30 January 2023, 1.00 PM - 23 January 2023, 2.00 PM

Dr Laura Grima (Janelia Research Campus, Howard Hughes Medical Institute)

online

A Snapshot seminar hosted by the School of Physiology, Pharmacology and Neuroscience

Host: Petra Fischer

The natural environment is filled with many potential sources of sustenance, each with its own richness. A foraging animal, such as a mouse, must engage in behavioural strategies to learn about and select amongst these concurrently available sources. Yet studies in the laboratory have often chosen to reduce the foraging problem to a choice between two, often non-concurrent, sources of reward. By studying foraging decisions in the context of many (>2) options, it becomes possible to investigate these underexplored strategies. In addition, studying multi-option foraging decisions allows for greater differentiation between models that would otherwise make very similar predictions in binary choice. To understand the behavioural strategies adopted by naïve mice when foraging, we developed a paradigm in which freely moving animals sampled from six reward ports arranged around the walls of a large (~2.5m) arena.

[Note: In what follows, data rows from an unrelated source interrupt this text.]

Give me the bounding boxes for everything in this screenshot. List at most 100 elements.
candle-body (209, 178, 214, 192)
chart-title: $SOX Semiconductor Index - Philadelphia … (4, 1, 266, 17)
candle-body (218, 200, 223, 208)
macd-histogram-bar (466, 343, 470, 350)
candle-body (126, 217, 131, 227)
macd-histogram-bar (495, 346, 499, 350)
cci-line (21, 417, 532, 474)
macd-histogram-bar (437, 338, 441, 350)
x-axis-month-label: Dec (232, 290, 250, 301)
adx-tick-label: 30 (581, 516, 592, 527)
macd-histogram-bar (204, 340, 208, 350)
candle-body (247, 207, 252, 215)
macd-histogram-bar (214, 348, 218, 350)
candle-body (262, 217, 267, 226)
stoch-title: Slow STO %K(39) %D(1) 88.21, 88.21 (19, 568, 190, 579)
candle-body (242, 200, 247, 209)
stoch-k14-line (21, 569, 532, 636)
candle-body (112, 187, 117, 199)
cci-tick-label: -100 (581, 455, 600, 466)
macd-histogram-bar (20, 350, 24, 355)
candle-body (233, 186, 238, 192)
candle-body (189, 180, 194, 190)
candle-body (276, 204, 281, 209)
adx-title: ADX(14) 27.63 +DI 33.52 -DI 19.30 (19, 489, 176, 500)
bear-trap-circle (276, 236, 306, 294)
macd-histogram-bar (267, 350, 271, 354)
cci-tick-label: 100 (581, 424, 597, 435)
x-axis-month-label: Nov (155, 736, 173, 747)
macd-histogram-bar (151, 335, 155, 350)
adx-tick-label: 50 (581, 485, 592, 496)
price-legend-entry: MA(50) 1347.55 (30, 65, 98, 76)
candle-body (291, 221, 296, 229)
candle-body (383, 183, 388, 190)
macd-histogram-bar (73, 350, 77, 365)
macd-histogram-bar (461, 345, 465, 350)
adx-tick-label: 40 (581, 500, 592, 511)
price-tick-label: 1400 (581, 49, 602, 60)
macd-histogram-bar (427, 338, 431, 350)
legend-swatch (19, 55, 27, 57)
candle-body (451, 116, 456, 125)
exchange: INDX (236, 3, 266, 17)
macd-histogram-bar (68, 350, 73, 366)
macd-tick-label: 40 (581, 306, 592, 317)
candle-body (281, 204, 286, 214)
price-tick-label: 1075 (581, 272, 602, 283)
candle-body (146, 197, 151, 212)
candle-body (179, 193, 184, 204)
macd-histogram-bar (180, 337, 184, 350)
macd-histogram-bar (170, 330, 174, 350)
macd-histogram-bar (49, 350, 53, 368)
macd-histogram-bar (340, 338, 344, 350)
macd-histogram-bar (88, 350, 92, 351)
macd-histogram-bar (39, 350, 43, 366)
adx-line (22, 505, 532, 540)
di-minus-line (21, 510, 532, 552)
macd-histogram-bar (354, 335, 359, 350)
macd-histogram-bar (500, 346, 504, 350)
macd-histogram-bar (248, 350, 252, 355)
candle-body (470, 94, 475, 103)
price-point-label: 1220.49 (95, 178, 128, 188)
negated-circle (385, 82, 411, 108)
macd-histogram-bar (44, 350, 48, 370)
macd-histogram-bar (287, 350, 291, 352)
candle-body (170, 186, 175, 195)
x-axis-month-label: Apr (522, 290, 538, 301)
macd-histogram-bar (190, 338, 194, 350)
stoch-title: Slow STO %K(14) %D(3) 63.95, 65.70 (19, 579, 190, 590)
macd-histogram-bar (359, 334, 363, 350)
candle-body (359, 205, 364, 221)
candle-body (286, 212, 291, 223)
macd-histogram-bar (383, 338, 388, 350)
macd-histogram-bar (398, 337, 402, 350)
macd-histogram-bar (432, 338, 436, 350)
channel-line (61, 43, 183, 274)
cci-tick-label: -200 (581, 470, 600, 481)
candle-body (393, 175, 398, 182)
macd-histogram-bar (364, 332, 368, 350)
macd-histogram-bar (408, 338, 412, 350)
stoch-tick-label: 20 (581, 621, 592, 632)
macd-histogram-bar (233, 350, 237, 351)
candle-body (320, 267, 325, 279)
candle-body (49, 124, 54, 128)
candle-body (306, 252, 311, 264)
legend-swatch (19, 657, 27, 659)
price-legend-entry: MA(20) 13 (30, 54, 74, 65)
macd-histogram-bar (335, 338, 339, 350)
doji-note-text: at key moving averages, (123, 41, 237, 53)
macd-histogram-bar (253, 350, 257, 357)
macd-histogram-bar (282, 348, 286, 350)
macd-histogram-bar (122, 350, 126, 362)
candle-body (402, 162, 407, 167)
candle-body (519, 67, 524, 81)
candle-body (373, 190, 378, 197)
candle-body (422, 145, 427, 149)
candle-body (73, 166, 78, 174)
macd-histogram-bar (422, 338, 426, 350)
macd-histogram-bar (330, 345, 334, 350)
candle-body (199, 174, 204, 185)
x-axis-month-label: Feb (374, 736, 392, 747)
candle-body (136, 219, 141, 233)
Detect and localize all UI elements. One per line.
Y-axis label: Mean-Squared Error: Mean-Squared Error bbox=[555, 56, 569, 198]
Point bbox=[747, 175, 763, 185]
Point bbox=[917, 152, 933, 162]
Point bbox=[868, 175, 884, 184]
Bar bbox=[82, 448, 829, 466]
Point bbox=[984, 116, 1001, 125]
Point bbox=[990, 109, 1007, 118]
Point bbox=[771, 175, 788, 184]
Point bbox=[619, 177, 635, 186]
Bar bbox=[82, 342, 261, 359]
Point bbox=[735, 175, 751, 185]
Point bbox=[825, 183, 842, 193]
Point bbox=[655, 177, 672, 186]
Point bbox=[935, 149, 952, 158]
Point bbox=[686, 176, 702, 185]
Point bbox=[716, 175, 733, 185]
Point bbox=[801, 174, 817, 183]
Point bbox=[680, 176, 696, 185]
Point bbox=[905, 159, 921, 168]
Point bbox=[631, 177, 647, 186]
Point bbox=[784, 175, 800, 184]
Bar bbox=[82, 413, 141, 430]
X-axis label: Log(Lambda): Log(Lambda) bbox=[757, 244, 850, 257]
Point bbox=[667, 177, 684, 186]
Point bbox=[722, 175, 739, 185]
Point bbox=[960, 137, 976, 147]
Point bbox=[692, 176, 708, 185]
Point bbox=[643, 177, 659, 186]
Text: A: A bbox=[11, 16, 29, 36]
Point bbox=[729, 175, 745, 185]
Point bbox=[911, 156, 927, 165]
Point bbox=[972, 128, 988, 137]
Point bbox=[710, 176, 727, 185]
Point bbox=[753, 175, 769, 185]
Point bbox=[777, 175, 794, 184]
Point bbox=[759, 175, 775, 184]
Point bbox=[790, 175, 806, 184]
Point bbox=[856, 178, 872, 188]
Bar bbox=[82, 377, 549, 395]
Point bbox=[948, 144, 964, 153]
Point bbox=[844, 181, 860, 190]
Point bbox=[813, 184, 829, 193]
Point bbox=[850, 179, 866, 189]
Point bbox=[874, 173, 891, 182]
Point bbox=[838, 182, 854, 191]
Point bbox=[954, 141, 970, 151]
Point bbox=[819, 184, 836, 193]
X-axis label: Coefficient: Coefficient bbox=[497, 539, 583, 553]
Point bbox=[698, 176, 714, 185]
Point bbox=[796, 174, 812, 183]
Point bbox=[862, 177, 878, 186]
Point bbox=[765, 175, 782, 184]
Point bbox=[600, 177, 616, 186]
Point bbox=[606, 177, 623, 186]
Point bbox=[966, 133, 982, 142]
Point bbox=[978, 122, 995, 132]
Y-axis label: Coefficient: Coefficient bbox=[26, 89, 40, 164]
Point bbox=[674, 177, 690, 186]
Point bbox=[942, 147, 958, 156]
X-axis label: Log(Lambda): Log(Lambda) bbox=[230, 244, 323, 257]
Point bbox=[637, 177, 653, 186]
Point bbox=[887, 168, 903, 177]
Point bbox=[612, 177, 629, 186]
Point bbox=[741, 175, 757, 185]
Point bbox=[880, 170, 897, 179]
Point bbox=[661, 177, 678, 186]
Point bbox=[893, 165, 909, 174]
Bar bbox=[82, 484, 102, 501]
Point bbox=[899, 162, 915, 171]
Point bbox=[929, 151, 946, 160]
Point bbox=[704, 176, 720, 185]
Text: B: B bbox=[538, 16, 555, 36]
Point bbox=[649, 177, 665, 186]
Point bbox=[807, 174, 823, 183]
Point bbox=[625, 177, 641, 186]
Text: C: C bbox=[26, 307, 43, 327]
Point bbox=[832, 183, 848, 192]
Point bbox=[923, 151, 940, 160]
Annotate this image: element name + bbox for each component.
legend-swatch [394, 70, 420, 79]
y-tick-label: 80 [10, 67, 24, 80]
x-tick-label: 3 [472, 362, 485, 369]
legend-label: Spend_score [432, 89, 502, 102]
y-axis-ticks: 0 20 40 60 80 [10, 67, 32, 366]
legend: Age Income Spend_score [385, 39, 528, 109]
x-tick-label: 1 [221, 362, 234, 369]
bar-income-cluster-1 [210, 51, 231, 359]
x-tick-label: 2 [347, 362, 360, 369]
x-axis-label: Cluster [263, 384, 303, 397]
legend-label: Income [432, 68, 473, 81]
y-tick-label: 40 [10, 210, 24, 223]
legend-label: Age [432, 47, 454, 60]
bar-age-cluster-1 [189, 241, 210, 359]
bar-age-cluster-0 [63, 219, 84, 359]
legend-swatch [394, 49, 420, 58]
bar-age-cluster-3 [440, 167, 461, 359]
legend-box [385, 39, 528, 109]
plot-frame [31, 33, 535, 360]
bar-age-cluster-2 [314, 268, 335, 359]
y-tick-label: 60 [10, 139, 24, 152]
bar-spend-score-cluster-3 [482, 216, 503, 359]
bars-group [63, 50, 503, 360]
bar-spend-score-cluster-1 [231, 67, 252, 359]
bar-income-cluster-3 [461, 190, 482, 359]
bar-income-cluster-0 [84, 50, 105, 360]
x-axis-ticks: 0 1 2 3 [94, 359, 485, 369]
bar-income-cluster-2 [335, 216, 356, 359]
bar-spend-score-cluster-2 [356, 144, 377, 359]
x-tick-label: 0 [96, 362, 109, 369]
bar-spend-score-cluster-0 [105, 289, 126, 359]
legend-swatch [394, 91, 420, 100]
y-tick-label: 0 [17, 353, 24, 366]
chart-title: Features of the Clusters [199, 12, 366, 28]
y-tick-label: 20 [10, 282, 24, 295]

Each port was concurrently rewarded at a deterministic interval, ranging from 30s to 2400s, and mice were free to sample ports in any order and frequency across sessions lasting 3 hours. Naive mice quickly (< 20 minutes) learned the relative value of all six ports within a single session and were able to collect the majority of available rewards by the end of the first session. When port schedule was subsequently varied across days, mice again rapidly learned the new port values and updated their sampling of ports appropriately. To understand the strategy underlying the mice’s ability to learn and update their behaviour in this task context, we explored a range of decision models of varying sophistication. We found that mice used the history of visits at each port to learn its respective quality and thus match their visit rate to the port in question. Intriguingly, models in which mice updated a ‘global’ model of all ports with experience were more consistent with behaviour than models in which each option was updated independently. Finally, we also recorded dopamine levels in the nucleus accumbens core or dorsal striatum using dLight as mice behaved in the arena, and found that environment context – a change in the global arrangement of ports – was also reflected in levels of dopamine release.